Georgia’s Rules for Separation While Living Together
In Georgia, separation often involves two spouses living apart from each other. However, in Georgia, couples can be separated while still living together. It is possible in Georgia to live as a separated couple while remaining legally married.
The Semantics of Separation in Georgia
In many other states, a couple is “separated” when the spouses keep the marriage but no longer live together. It may be a required precursor to divorce proceedings and affect child custody until the divorce gets finalized.
In Georgia, however, the state has no “legal separation” provisions. However, the law discusses a “bona fide” separation.
Bona fide separation is when a couple stops “engaging in a marital relationship.” A couple can live together and still be considered separated. The only requirement is that they do not engage in sexual activity with each other.
We advise clients facing bona fide separation to sleep in separate bedrooms and allow their spouse private time and space. However, if you and your spouse have sex while a separate maintenance or divorce proceeding is pending, the judge could dismiss your petition, lengthening the time necessary for a resolution.
Why Do Couples Separate While Living Together?
Georgia couples under bona fide separation may choose to live in different locations. However, not every couple will find such an arrangement feasible. They may cite the following reasons:
- Cost of living – One spouse may not be able to afford to rent or buy a separate residence. They may choose to move out when their financial situation changes or continue living together for another reason.
- Cost of divorce proceedings – Some spouses may not be able to afford divorce proceedings. They can continue to live together and save money to eventually file for divorce.
- Children – Divorce or changes in custody are stressful for any child. It’s often in children’s best interest for a couple to continue living together and keep a stable family life until an amicable resolution can be reached.
- Healthcare – Frequently, one spouse will cover their entire family’s healthcare needs through their employer’s insurance plan. If a spouse or child has complex health problems, living together while staying separated may be more prudent for now than pursuing a divorce.
“Separate Maintenance” in Georgia
Separate maintenance is an alternative to divorce. Couples in separate maintenance do not live together but will stay married, share marital property, and retain the same insurance and tax benefits as before.
A couple pursuing separate maintenance must meet three criteria:
- The couple must be legally married – Separate maintenance is unavailable for a couple that isn’t legally married.
- The couple must be separated – Unlike a traditional divorce, the defendant in the proceedings is not subject to Georgia residency requirements.

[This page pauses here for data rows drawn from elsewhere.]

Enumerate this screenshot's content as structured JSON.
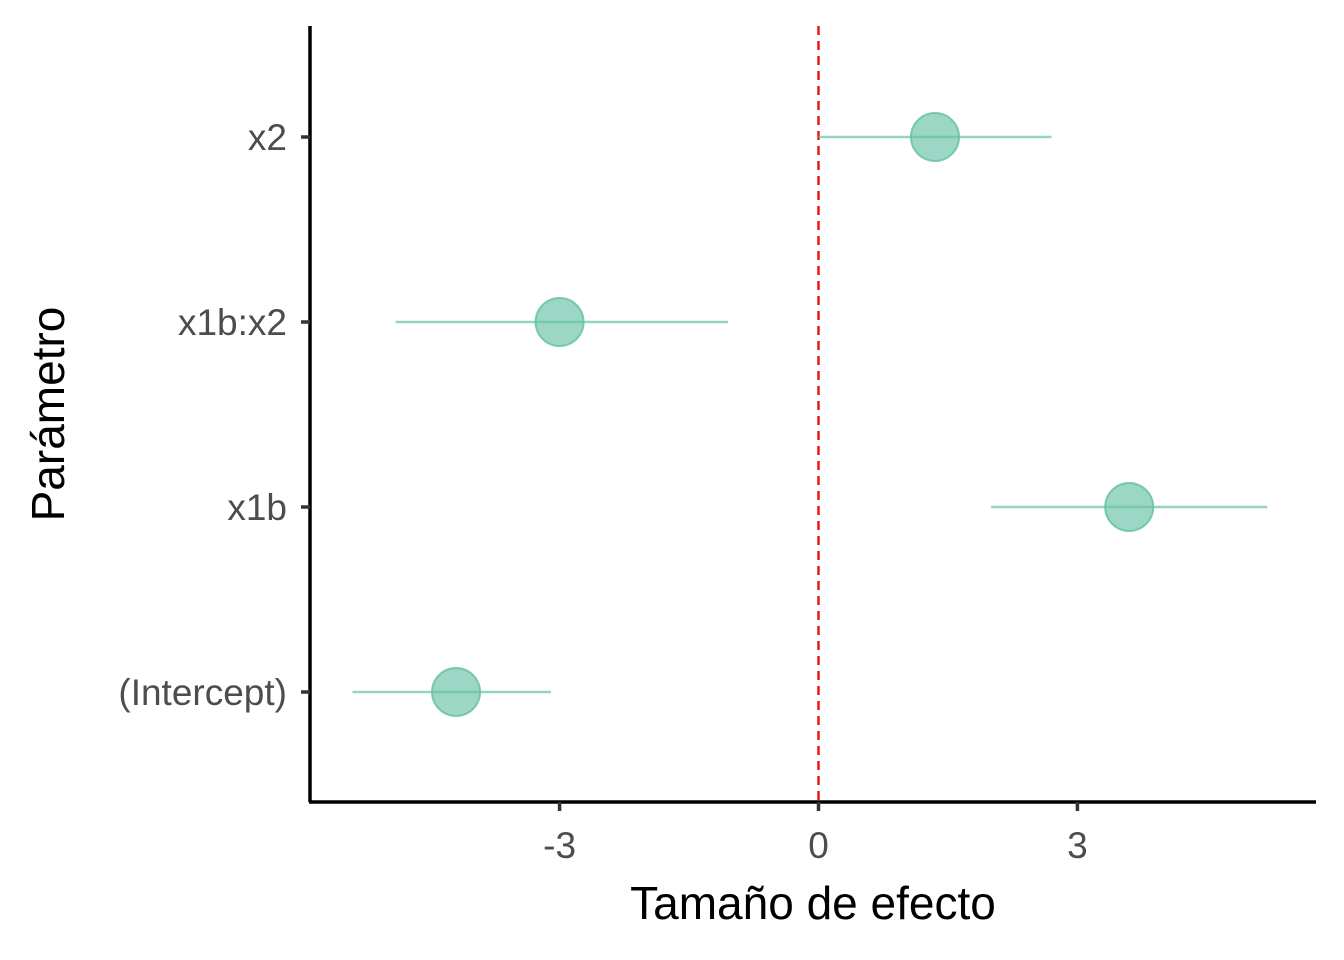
{
  "chart_data": {
    "type": "scatter",
    "subtype": "coefficient-plot",
    "title": "",
    "xlabel": "Tamaño de efecto",
    "ylabel": "Parámetro",
    "xlim": [
      -5.9,
      5.7
    ],
    "x_ticks": [
      -3,
      0,
      3
    ],
    "x_tick_labels": [
      "-3",
      "0",
      "3"
    ],
    "categories": [
      "(Intercept)",
      "x1b",
      "x1b:x2",
      "x2"
    ],
    "series": [
      {
        "estimates": [
          -4.2,
          3.6,
          -3.0,
          1.35
        ],
        "lower": [
          -5.4,
          2.0,
          -4.9,
          0.0
        ],
        "upper": [
          -3.1,
          5.2,
          -1.05,
          2.7
        ]
      }
    ],
    "reference_line": {
      "x": 0,
      "style": "dashed",
      "color": "#e41a1c"
    },
    "point_color": "#66c2a5",
    "grid": false,
    "legend": "none"
  }
}
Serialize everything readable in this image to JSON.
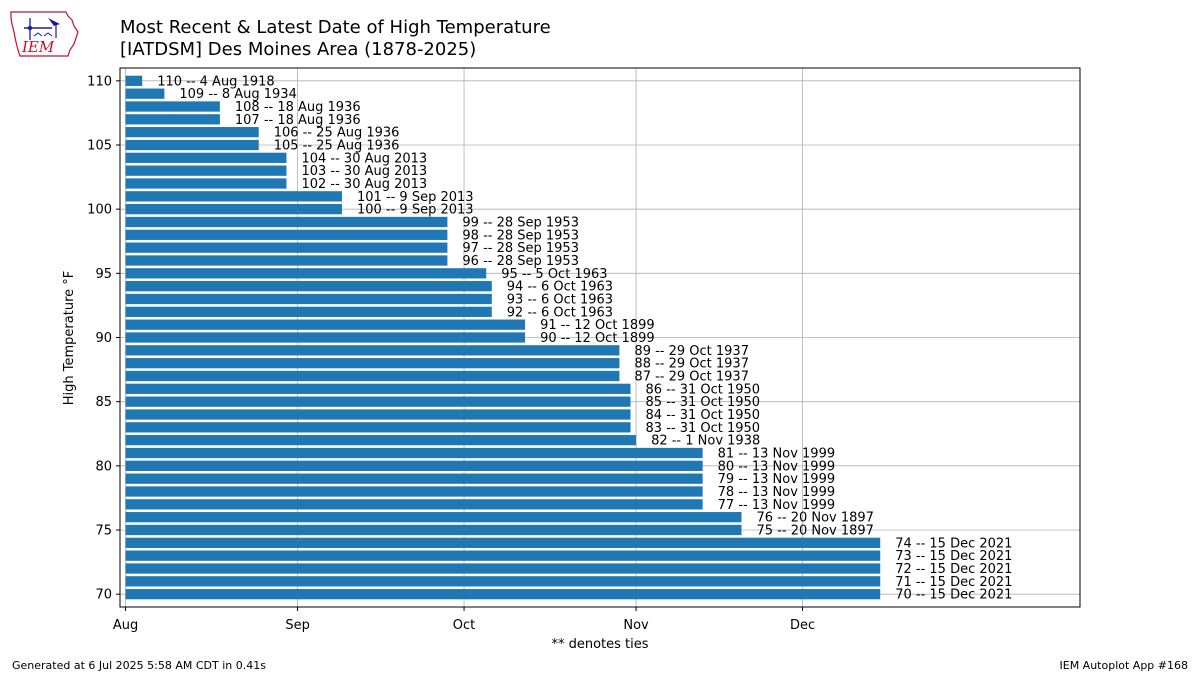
{
  "page": {
    "title_line1": "Most Recent & Latest Date of High Temperature",
    "title_line2": "[IATDSM] Des Moines Area (1878-2025)",
    "logo_text": "IEM",
    "footer_left": "Generated at 6 Jul 2025 5:58 AM CDT in 0.41s",
    "footer_right": "IEM Autoplot App #168"
  },
  "chart_data": {
    "type": "bar",
    "orientation": "horizontal",
    "title": "Most Recent & Latest Date of High Temperature",
    "subtitle": "[IATDSM] Des Moines Area (1878-2025)",
    "xlabel": "** denotes ties",
    "ylabel": "High Temperature °F",
    "x_start": "Aug 1",
    "xlim": [
      "Jul 31",
      "Jan 20"
    ],
    "x_tick_labels": [
      "Aug",
      "Sep",
      "Oct",
      "Nov",
      "Dec"
    ],
    "x_tick_dates": [
      "Aug 1",
      "Sep 1",
      "Oct 1",
      "Nov 1",
      "Dec 1"
    ],
    "ylim": [
      69,
      111
    ],
    "y_ticks": [
      70,
      75,
      80,
      85,
      90,
      95,
      100,
      105,
      110
    ],
    "grid": true,
    "bar_color": "#1f77b4",
    "bars": [
      {
        "temp": 110,
        "date": "4 Aug 1918",
        "label": "110 -- 4 Aug 1918"
      },
      {
        "temp": 109,
        "date": "8 Aug 1934",
        "label": "109 -- 8 Aug 1934"
      },
      {
        "temp": 108,
        "date": "18 Aug 1936",
        "label": "108 -- 18 Aug 1936"
      },
      {
        "temp": 107,
        "date": "18 Aug 1936",
        "label": "107 -- 18 Aug 1936"
      },
      {
        "temp": 106,
        "date": "25 Aug 1936",
        "label": "106 -- 25 Aug 1936"
      },
      {
        "temp": 105,
        "date": "25 Aug 1936",
        "label": "105 -- 25 Aug 1936"
      },
      {
        "temp": 104,
        "date": "30 Aug 2013",
        "label": "104 -- 30 Aug 2013"
      },
      {
        "temp": 103,
        "date": "30 Aug 2013",
        "label": "103 -- 30 Aug 2013"
      },
      {
        "temp": 102,
        "date": "30 Aug 2013",
        "label": "102 -- 30 Aug 2013"
      },
      {
        "temp": 101,
        "date": "9 Sep 2013",
        "label": "101 -- 9 Sep 2013"
      },
      {
        "temp": 100,
        "date": "9 Sep 2013",
        "label": "100 -- 9 Sep 2013"
      },
      {
        "temp": 99,
        "date": "28 Sep 1953",
        "label": "99 -- 28 Sep 1953"
      },
      {
        "temp": 98,
        "date": "28 Sep 1953",
        "label": "98 -- 28 Sep 1953"
      },
      {
        "temp": 97,
        "date": "28 Sep 1953",
        "label": "97 -- 28 Sep 1953"
      },
      {
        "temp": 96,
        "date": "28 Sep 1953",
        "label": "96 -- 28 Sep 1953"
      },
      {
        "temp": 95,
        "date": "5 Oct 1963",
        "label": "95 -- 5 Oct 1963"
      },
      {
        "temp": 94,
        "date": "6 Oct 1963",
        "label": "94 -- 6 Oct 1963"
      },
      {
        "temp": 93,
        "date": "6 Oct 1963",
        "label": "93 -- 6 Oct 1963"
      },
      {
        "temp": 92,
        "date": "6 Oct 1963",
        "label": "92 -- 6 Oct 1963"
      },
      {
        "temp": 91,
        "date": "12 Oct 1899",
        "label": "91 -- 12 Oct 1899"
      },
      {
        "temp": 90,
        "date": "12 Oct 1899",
        "label": "90 -- 12 Oct 1899"
      },
      {
        "temp": 89,
        "date": "29 Oct 1937",
        "label": "89 -- 29 Oct 1937"
      },
      {
        "temp": 88,
        "date": "29 Oct 1937",
        "label": "88 -- 29 Oct 1937"
      },
      {
        "temp": 87,
        "date": "29 Oct 1937",
        "label": "87 -- 29 Oct 1937"
      },
      {
        "temp": 86,
        "date": "31 Oct 1950",
        "label": "86 -- 31 Oct 1950"
      },
      {
        "temp": 85,
        "date": "31 Oct 1950",
        "label": "85 -- 31 Oct 1950"
      },
      {
        "temp": 84,
        "date": "31 Oct 1950",
        "label": "84 -- 31 Oct 1950"
      },
      {
        "temp": 83,
        "date": "31 Oct 1950",
        "label": "83 -- 31 Oct 1950"
      },
      {
        "temp": 82,
        "date": "1 Nov 1938",
        "label": "82 -- 1 Nov 1938"
      },
      {
        "temp": 81,
        "date": "13 Nov 1999",
        "label": "81 -- 13 Nov 1999"
      },
      {
        "temp": 80,
        "date": "13 Nov 1999",
        "label": "80 -- 13 Nov 1999"
      },
      {
        "temp": 79,
        "date": "13 Nov 1999",
        "label": "79 -- 13 Nov 1999"
      },
      {
        "temp": 78,
        "date": "13 Nov 1999",
        "label": "78 -- 13 Nov 1999"
      },
      {
        "temp": 77,
        "date": "13 Nov 1999",
        "label": "77 -- 13 Nov 1999"
      },
      {
        "temp": 76,
        "date": "20 Nov 1897",
        "label": "76 -- 20 Nov 1897"
      },
      {
        "temp": 75,
        "date": "20 Nov 1897",
        "label": "75 -- 20 Nov 1897"
      },
      {
        "temp": 74,
        "date": "15 Dec 2021",
        "label": "74 -- 15 Dec 2021"
      },
      {
        "temp": 73,
        "date": "15 Dec 2021",
        "label": "73 -- 15 Dec 2021"
      },
      {
        "temp": 72,
        "date": "15 Dec 2021",
        "label": "72 -- 15 Dec 2021"
      },
      {
        "temp": 71,
        "date": "15 Dec 2021",
        "label": "71 -- 15 Dec 2021"
      },
      {
        "temp": 70,
        "date": "15 Dec 2021",
        "label": "70 -- 15 Dec 2021"
      }
    ]
  }
}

- Neither spouse has filed for divorce – You cannot pursue separate maintenance if divorce proceedings are already pending.
The proceedings for separate maintenance are similar to the proceedings for divorce. Once the filer submits their papers to the court, they must serve a copy to their spouse.
The spouses may form a written agreement outlining the following:
- When the separate maintenance status should take effect
- How to handle shared finances
- The management of shared property
- Who has custody of the children
- The specifics of child support payments or temporary alimony
The court may approve or request modifications to the agreement. When a judge is satisfied, they will grant the separate maintenance order at a hearing.
Requirements to File Divorce After Separation
Since Georgia defines separation differently, the requirements for a spouse to file for divorce are also different. A spouse can file for divorce in the Peach State so long as they are bona fide separated. They don’t have to wait for a predefined period.
Couples in separate maintenance can also choose to file for divorce. Similar processes, waiting periods, and procedures apply. However, there are some additional consequences, including:
- The spouses must divide their marital property equitably.
- One spouse may lose their health insurance coverage.
- The spouses must file their state and federal tax returns under “single” status.
After you file, the court must wait at least 30 days before it can schedule a hearing. If one spouse serves the other by publication (placing a notice in a newspaper), the waiting period extends to 60 days. Couples may draft a settlement agreement while the waiting period is in effect, but the court cannot approve it until the period passes.